The task description is here: https://codility.com/demo/take-sample-test/peaks It's also here: Codility Peaks Complexity

First, I tried solving this myself but was only able to come up with what I believed to be a brute force solution. However, it scored 100/100: https://codility.com/demo/results/demoRNWC3P-X4U

Which obviously is completely unsatisfying for me. ;) The outer loop is called for each factor of N (or for each peak, whichever is smaller) and the inner one is called for each peak (just checking if there's a peak in every block). Maybe that's O(N^2), maybe a bit better (since it passes the tests in time limits) but I'm almost sure it's not O(N*log(log(N))).

Then I tried searching for an O(N*log(log(N))) solution but everyone else seems to have a pretty similar solution to mine.

So does anyone have an idea for an O(N*log(log(N))) (or a better one) solution?

Also, if anyone could tell me what complexity my solution has I'd be grateful.

Your code is O(n d(n)) where d(n) is the number of divisors of n. On [1, 100000], d(n) is maximised at 83160 = 2^3 3^3 5 7 11, which has 126 divisors. According to Wikipedia, d(n) is o(n^epsilon) for every epsilon>0, so it grows rather slowly.

To get an O(n log log n) solution, build a partial sum array telling you how many peaks are left of each point. Then you can tell whether there's a peak in an interval in O(1) time. Checking a divisor d then takes O(n/d) time. Adding up n/d over all divisors d is the same as adding up d over all divisors d, and the result is, according to the same Wikipedia page, O(n log log n).

I've implemented a solution in the style suggested by tmyklebu (thanks!) which should be n.log(log(n)). Codility no longer test 'performance' on this problem (!) but the python solution scores 100% for accuracy.

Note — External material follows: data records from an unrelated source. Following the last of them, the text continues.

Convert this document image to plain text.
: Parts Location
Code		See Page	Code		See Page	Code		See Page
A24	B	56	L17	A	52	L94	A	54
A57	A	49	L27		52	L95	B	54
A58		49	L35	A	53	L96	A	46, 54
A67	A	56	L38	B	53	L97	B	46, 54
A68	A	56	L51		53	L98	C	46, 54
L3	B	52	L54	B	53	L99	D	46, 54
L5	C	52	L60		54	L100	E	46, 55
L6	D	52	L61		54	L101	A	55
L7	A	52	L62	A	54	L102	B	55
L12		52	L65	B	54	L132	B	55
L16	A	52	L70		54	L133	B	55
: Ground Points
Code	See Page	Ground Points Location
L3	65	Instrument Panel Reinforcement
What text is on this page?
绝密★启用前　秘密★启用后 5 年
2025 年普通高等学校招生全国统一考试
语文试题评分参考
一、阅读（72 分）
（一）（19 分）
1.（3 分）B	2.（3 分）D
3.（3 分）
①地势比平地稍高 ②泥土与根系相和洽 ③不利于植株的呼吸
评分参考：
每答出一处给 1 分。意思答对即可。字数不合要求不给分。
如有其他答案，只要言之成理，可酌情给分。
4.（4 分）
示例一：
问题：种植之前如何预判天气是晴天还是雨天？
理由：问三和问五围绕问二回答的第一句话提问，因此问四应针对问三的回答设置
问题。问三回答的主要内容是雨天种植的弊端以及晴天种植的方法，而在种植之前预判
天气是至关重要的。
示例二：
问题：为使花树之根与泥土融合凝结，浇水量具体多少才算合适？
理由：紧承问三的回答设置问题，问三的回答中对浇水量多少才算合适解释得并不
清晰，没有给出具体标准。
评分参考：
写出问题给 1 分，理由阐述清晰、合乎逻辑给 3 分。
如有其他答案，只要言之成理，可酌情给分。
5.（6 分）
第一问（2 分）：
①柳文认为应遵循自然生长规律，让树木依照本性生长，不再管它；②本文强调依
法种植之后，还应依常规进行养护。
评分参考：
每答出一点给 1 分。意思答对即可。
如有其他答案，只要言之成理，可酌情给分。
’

In passing, if you've been doing the Codility Lessons you'll remember from the Lesson 8: Prime and composite numbers that the sum of harmonic number operations will give O(log(n)) complexity. We've got a reduced set, because we're only looking at factor denominators. Lesson 9: Sieve of Eratosthenes shows how the sum of reciprocals of primes is O(log(log(n))) and claims that 'the proof is non-trivial'. The sum of divisor reciprocals is different to the sum of prime reciprocals but I'd suggest that it falls into the 'non-trivial' proof category too!

def solution(data):

    length = len(data)

    # array ends can't be peaks, len < 3 must return 0    
    if len < 3:
        return 0

    peaks = [0] * length

    # compute a list of 'peaks to the left' in O(n) time
    for index in range(2, length):
        peaks[index] = peaks[index - 1]

        # check if there was a peak to the left, add it to the count
        if data[index - 1] > data[index - 2] and data[index - 1] > data[index]:
            peaks[index] += 1

    # candidate is the block size we're going to test
    for candidate in range(3, length + 1):

        # skip if not a factor
        if length % candidate != 0:
            continue

        # test at each point n / block
        valid = True
        index = candidate
        while index != length:

            # if no peak in this block, break
            if peaks[index] == peaks[index - candidate]:
                valid = False
                break

            index += candidate

        # one additional check since peaks[length] is outside of array    
        if index == length and peaks[index - 1] == peaks[index - candidate]:
            valid = False

        if valid:
            return length / candidate

    return 0